Claims that his moist little

Saccharomyces

Resemble, in some ways,

Less tractable beasts.

 

 

V

 

Bibbity bobbity

Michal Jazwinski

Spritzing LAG™-ointment

On mama-yeast's gears

 

Eases his poor, bud-scarred

S. cerevisiae

Downhill, on spirals, to

Well-deserved beers.

 

 

VI

 

Bibbity bobbity

Dr.
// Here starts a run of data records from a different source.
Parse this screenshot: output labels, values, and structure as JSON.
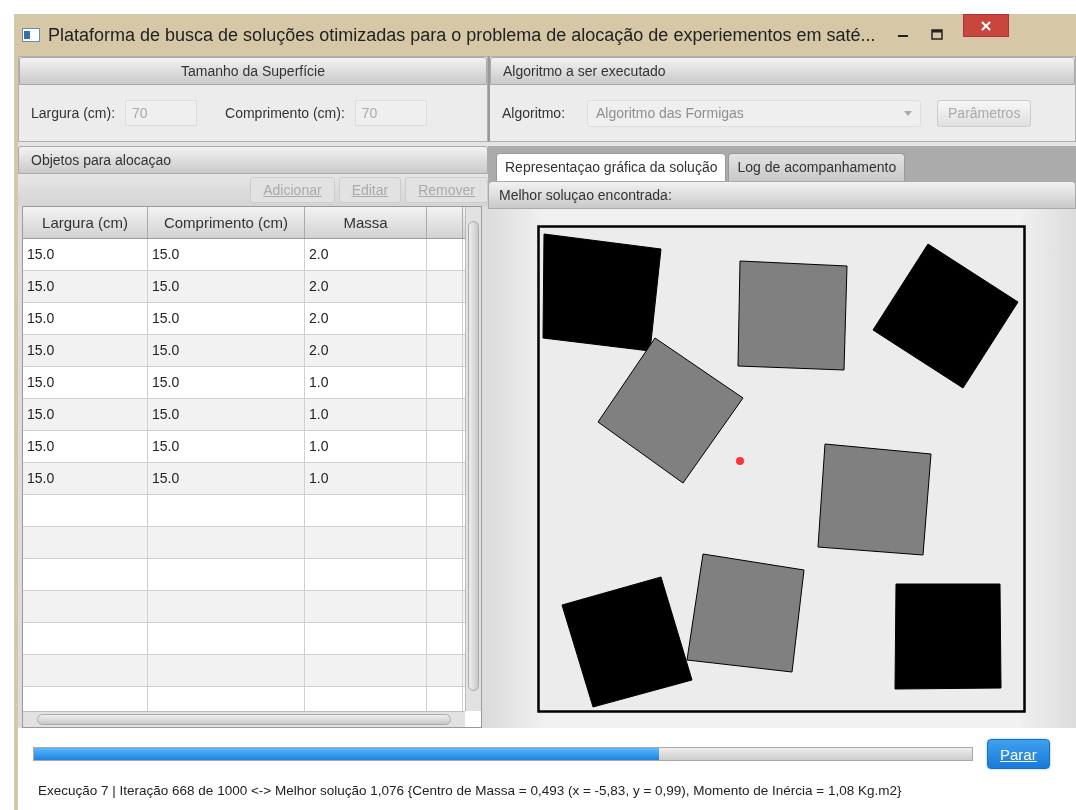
{
  "window": {
    "title": "Plataforma de busca de soluções otimizadas para o problema de alocação de experiementos em saté..."
  },
  "surface": {
    "header": "Tamanho da Superfície",
    "fields": [
      {
        "label": "Largura (cm):",
        "value": "70",
        "disabled": true
      },
      {
        "label": "Comprimento (cm):",
        "value": "70",
        "disabled": true
      }
    ]
  },
  "algorithm": {
    "header": "Algoritmo a ser executado",
    "label": "Algoritmo:",
    "select": {
      "value": "Algoritmo das Formigas",
      "disabled": true
    },
    "button": {
      "label": "Parâmetros",
      "disabled": true
    }
  },
  "objects": {
    "header": "Objetos para alocaçao",
    "buttons": [
      {
        "label": "Adicionar",
        "disabled": true
      },
      {
        "label": "Editar",
        "disabled": true
      },
      {
        "label": "Remover",
        "disabled": true
      }
    ],
    "table": {
      "columns": [
        "Largura (cm)",
        "Comprimento (cm)",
        "Massa"
      ],
      "rows": [
        [
          "15.0",
          "15.0",
          "2.0"
        ],
        [
          "15.0",
          "15.0",
          "2.0"
        ],
        [
          "15.0",
          "15.0",
          "2.0"
        ],
        [
          "15.0",
          "15.0",
          "2.0"
        ],
        [
          "15.0",
          "15.0",
          "1.0"
        ],
        [
          "15.0",
          "15.0",
          "1.0"
        ],
        [
          "15.0",
          "15.0",
          "1.0"
        ],
        [
          "15.0",
          "15.0",
          "1.0"
        ]
      ]
    }
  },
  "tabs": [
    {
      "label": "Representaçao gráfica da solução",
      "selected": true
    },
    {
      "label": "Log de acompanhamento",
      "selected": false
    }
  ],
  "solution": {
    "header": "Melhor soluçao encontrada:"
  },
  "progress": {
    "level": 0.666
  },
  "stop_button": "Parar",
  "status_bar": "Execução 7 | Iteração 668 de 1000 <-> Melhor solução 1,076 {Centro de Massa = 0,493 (x = -5,83, y = 0,99), Momento de Inércia = 1,08 Kg.m2}"
}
Jan Hoeijmakers

Tired of working with

Slow-aging beasts

 

Snips out one deoxy-

Ribonucleotide;

Now his mice age just as          

Quickly as yeasts

 

 

VII

 

Bibbity bobbity

Edward Lakatta

Guarding your heartbeat

From time's wear and tear

 

Shows that the levels of

Cardiovascular

Adenylcyclase

Had Beta be there.

 

 

VIII

 

Bibbity bobbity

Vladimir Dracula

Used to be shy of

The sun's deadly rays

 

But switching from indoles to

Pinealectomy

Gets him to Newsweek

Undead but unfazed.

 

 

IX

 

Bibbity bobbity

Edward J. Masoro

All his rats ancient, and

None of them stout

 

Fears that rats sentenced to

Near-immortality

Given their 'druthers, would

Druther eat out.

 

 

X

 

Bibbity bobbity

Harmon C. Dunathan

Shows, pulling conformers

Down from the shelf

 

B6, which mostly works

Co-enzymatically

Can, pyridoxically,

Schiff for itself.

 

 

 

Notes: Most of these are more-or-less self-explanatory if you've been keeping up with biogerontology.  Number VIII is a reference to the linked paper, in which Pierpaoli and Regelson claimed that lifespan of mice could be extended by melatonin-secreting pineal transplants, unaware that the donor strain had an enzymatic defect that prevented it from making any melatonin.   Neither author resembles V. Dracula in any way, but I did hope that this discovery, which was featured in Newsweek, might cheer up the Count if he happened to know his indole physiology.  Harmon C. Dunathan, my organic chemistry teacher in college (see Number X), was an expert on the action of Vitamin B6 (pyridoxal phosphate), and made his reputation by showing that this molecule can form Schiff bases even without the benefit of enzyme catalysis.